Olivier Weber rejoint le Rojava (l’ouest en Kurde), le Kurdistan syrien. Des amis lui parlent de l’expérience démocratique en cours dans cette région qui, en novembre 2013, s’est auto-déclarée autonome du reste de le Syrie. Ils prônent : “…un vrai modèle d’égalité hommes-femmes et de démocratie locale, avec une considération de toutes les minorités religieuses ou ethniques et un véritable respect de l’environnement.“
L’auteur évoque ses contacts de longue date avec le peuple kurde, particulièrement lorsque qu’en tant que correspondant de guerre, il suivait ses combats, en 1991, contre l’armée de Saddam Hussein. Puis, il énonce, avec une connaissance précise du terrain, l’évolution de la situation dans la région.

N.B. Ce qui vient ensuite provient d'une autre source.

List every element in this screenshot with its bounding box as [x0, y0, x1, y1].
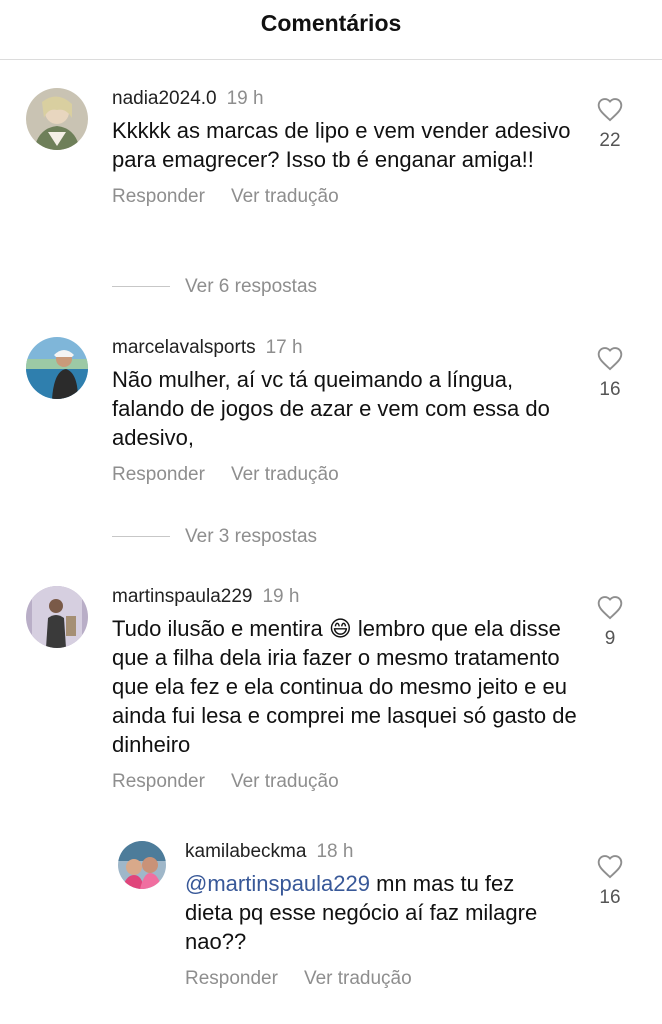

Olivier Weber raconte comment le maelström syrien, les errances irakiennes autorisent trois hégémonies renaissantes à s’implanter. C’est l’Iran qui déploie plus de trente mille hommes sous le prétexte d’un soutien religieux. C’est la Russie qui envoie des forces spéciales. C’est la Turquie qui aide les troupes de Daesh et favorise son implantation.

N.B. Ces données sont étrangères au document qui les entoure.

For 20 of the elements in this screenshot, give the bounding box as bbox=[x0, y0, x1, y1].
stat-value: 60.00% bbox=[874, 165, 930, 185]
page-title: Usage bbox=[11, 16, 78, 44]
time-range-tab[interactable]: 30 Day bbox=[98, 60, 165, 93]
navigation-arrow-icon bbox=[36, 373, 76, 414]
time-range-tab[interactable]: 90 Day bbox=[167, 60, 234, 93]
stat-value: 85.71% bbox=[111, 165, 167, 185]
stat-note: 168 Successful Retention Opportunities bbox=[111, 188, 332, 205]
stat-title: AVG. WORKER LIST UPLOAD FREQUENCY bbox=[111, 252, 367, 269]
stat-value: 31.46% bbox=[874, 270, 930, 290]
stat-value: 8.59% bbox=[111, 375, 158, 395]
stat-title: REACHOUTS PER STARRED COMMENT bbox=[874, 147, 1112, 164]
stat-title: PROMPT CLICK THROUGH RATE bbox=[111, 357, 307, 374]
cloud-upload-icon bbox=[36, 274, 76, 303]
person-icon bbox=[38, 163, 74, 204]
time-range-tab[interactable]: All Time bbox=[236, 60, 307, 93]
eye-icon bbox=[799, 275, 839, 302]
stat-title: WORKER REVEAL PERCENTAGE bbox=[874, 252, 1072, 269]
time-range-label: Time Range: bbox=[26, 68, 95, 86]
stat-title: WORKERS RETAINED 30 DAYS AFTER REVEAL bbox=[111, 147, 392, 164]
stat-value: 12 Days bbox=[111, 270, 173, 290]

Le plus acharné à la perte des Kurdes, en Turquie et hors des frontières, est Erdogan qui, en autocrate, est prêt à toutes les vilénies. Pour ce faire, il met en œuvre La technique du coup d’État, décortiquée en son temps par Malaparte pour critiquer les totalitarismes de Staline, Mussolini et Hitler. Pour abattre les Kurdes dont il a fait sa bête noire, il met en marche les cohortes de Daesh.
Mais la situation empire avec des décisions prises en octobre 2019. Contre l’avis de responsables du Pentagone, l’un des pires individus que la Terre ait porté a décidé du retrait de soldats américains ouvrant la voie à l’obscurantisme. Alors que depuis 2013, sur ce territoire, une nouvelle société s’était construite, mettant en œuvre les principes démocratiques, une menace terrible se fait jour.

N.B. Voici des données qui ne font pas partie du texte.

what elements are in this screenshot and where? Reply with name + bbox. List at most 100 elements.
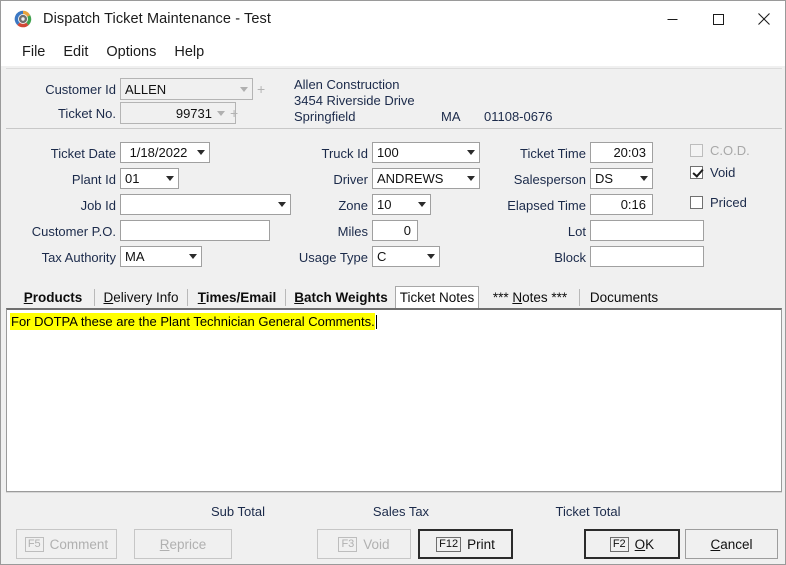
usage-type-input[interactable]: C: [372, 246, 440, 267]
tab-ticket-notes-label: Ticket Notes: [400, 290, 475, 305]
print-fkey: F12: [436, 537, 461, 552]
customer-id-input[interactable]: ALLEN: [120, 78, 253, 100]
plant-id-input[interactable]: 01: [120, 168, 179, 189]
customer-street: 3454 Riverside Drive: [294, 93, 415, 109]
tab-ticket-notes[interactable]: Ticket Notes: [395, 286, 479, 309]
ticket-notes-textarea[interactable]: For DOTPA these are the Plant Technician…: [6, 308, 782, 492]
usage-type-value: C: [377, 249, 422, 264]
sales-tax-label: Sales Tax: [339, 504, 463, 519]
elapsed-time-value: 0:16: [621, 197, 646, 212]
lot-input[interactable]: [590, 220, 704, 241]
chevron-down-icon[interactable]: [413, 195, 430, 214]
zone-input[interactable]: 10: [372, 194, 431, 215]
reprice-button[interactable]: Reprice: [134, 529, 232, 559]
tab-batch-weights[interactable]: Batch Weights: [288, 286, 394, 309]
menu-options[interactable]: Options: [97, 42, 165, 62]
chevron-down-icon[interactable]: [192, 143, 209, 162]
chevron-down-icon[interactable]: [212, 103, 229, 123]
window-controls: [649, 1, 786, 37]
title-bar: Dispatch Ticket Maintenance - Test: [1, 1, 786, 37]
ticket-time-input[interactable]: 20:03: [590, 142, 653, 163]
tab-documents[interactable]: Documents: [582, 286, 666, 309]
miles-value: 0: [404, 223, 411, 238]
truck-id-value: 100: [377, 145, 462, 160]
tab-strip: Products Delivery Info Times/Email Batch…: [6, 286, 782, 309]
salesperson-label: Salesperson: [476, 171, 586, 189]
chevron-down-icon[interactable]: [235, 79, 252, 99]
print-button-label: Print: [467, 537, 495, 552]
ticket-form-panel: Ticket Date 1/18/2022 Plant Id 01 Job Id…: [6, 129, 782, 286]
elapsed-time-input[interactable]: 0:16: [590, 194, 653, 215]
chevron-down-icon[interactable]: [422, 247, 439, 266]
tab-divider: [94, 289, 95, 306]
void-button[interactable]: F3Void: [317, 529, 411, 559]
cancel-button[interactable]: Cancel: [685, 529, 778, 559]
menu-file[interactable]: File: [13, 42, 54, 62]
void-checkbox[interactable]: Void: [690, 165, 735, 180]
tax-authority-label: Tax Authority: [6, 249, 116, 267]
reprice-button-label-rest: eprice: [169, 537, 206, 552]
truck-id-label: Truck Id: [258, 145, 368, 163]
maximize-icon[interactable]: [695, 1, 741, 37]
print-button[interactable]: F12 Print: [418, 529, 513, 559]
zone-value: 10: [377, 197, 413, 212]
driver-input[interactable]: ANDREWS: [372, 168, 480, 189]
miles-label: Miles: [258, 223, 368, 241]
tab-times-email-label-rest: imes/Email: [206, 290, 277, 305]
priced-checkbox[interactable]: Priced: [690, 195, 747, 210]
priced-checkbox-label: Priced: [710, 195, 747, 210]
plant-id-value: 01: [125, 171, 161, 186]
gear-icon: [14, 10, 32, 28]
customer-po-input[interactable]: [120, 220, 270, 241]
tab-documents-label: Documents: [590, 290, 658, 305]
tab-delivery-info[interactable]: Delivery Info: [97, 286, 185, 309]
tab-notes-label-rest: otes: [522, 290, 548, 305]
ticket-time-value: 20:03: [613, 145, 646, 160]
tax-authority-input[interactable]: MA: [120, 246, 202, 267]
customer-name: Allen Construction: [294, 77, 400, 93]
menu-edit[interactable]: Edit: [54, 42, 97, 62]
close-icon[interactable]: [741, 1, 786, 37]
tab-divider: [579, 289, 580, 306]
tab-batch-weights-label-rest: atch Weights: [304, 290, 388, 305]
tab-notes[interactable]: *** Notes ***: [482, 286, 578, 309]
customer-panel: Customer Id ALLEN + Ticket No. 99731 + A…: [6, 68, 782, 129]
chevron-down-icon[interactable]: [161, 169, 178, 188]
block-input[interactable]: [590, 246, 704, 267]
tab-times-email[interactable]: Times/Email: [190, 286, 284, 309]
checkbox-box: [690, 196, 703, 209]
comment-button[interactable]: F5Comment: [16, 529, 117, 559]
tab-divider: [285, 289, 286, 306]
comment-fkey: F5: [25, 537, 44, 552]
chevron-down-icon[interactable]: [635, 169, 652, 188]
usage-type-label: Usage Type: [258, 249, 368, 267]
ticket-date-input[interactable]: 1/18/2022: [120, 142, 210, 163]
miles-input[interactable]: 0: [372, 220, 418, 241]
salesperson-input[interactable]: DS: [590, 168, 653, 189]
ticket-date-value: 1/18/2022: [125, 145, 192, 160]
chevron-down-icon[interactable]: [184, 247, 201, 266]
customer-id-add-icon[interactable]: +: [257, 82, 265, 96]
void-fkey: F3: [338, 537, 357, 552]
cod-checkbox-label: C.O.D.: [710, 143, 750, 158]
tab-products-label-rest: roducts: [33, 290, 83, 305]
block-label: Block: [476, 249, 586, 267]
cancel-button-label-rest: ancel: [720, 537, 752, 552]
footer-bar: Sub Total Sales Tax Ticket Total F5Comme…: [6, 492, 782, 561]
customer-id-label: Customer Id: [6, 81, 116, 99]
menu-help[interactable]: Help: [165, 42, 213, 62]
ticket-no-add-icon[interactable]: +: [230, 106, 238, 120]
tab-products[interactable]: Products: [14, 286, 92, 309]
dispatch-ticket-maintenance-window: Dispatch Ticket Maintenance - Test File …: [0, 0, 786, 565]
truck-id-input[interactable]: 100: [372, 142, 480, 163]
ticket-time-label: Ticket Time: [476, 145, 586, 163]
ticket-no-input[interactable]: 99731: [120, 102, 236, 124]
cod-checkbox[interactable]: C.O.D.: [690, 143, 750, 158]
window-title: Dispatch Ticket Maintenance - Test: [43, 11, 271, 27]
zone-label: Zone: [258, 197, 368, 215]
plant-id-label: Plant Id: [6, 171, 116, 189]
minimize-icon[interactable]: [649, 1, 695, 37]
customer-id-value: ALLEN: [125, 82, 235, 97]
customer-zip: 01108-0676: [484, 109, 552, 125]
ok-button[interactable]: F2OK: [584, 529, 680, 559]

Weber brosse un tableau saisissant, dénonçant les intrigues coupables d’un Erdogan pour éradiquer ce monde libre face au despotisme qu’il a mis en place et qu’il renforce. Il montre le courage de ces femmes et de ces hommes décidés à combattre pour leur terre, pour leur modèle de société, les racines de leur civilisation.
Mais il condamne la trahison de l’Occident, des États-Unis, de l’Europe qui ferment les yeux alors qu’un nouveau génocide se profile comme celui des Arméniens.
Ce récit, cette analyse d’une situation dantesque, est truffé de très nombreuses citations de Malraux à Camus, de Céline à Goethe, de Cervantès à Euripide…
Un livre coup de poing par un reporter épris de justice et de liberté défendant la démocratie contre l’obscurantisme.
serge perraud
Olivier Weber, Si je t’oublie Kurdistan, L’aube, coll. “Monde en cours”, novembre 2020, 192 p. – 16,00 €.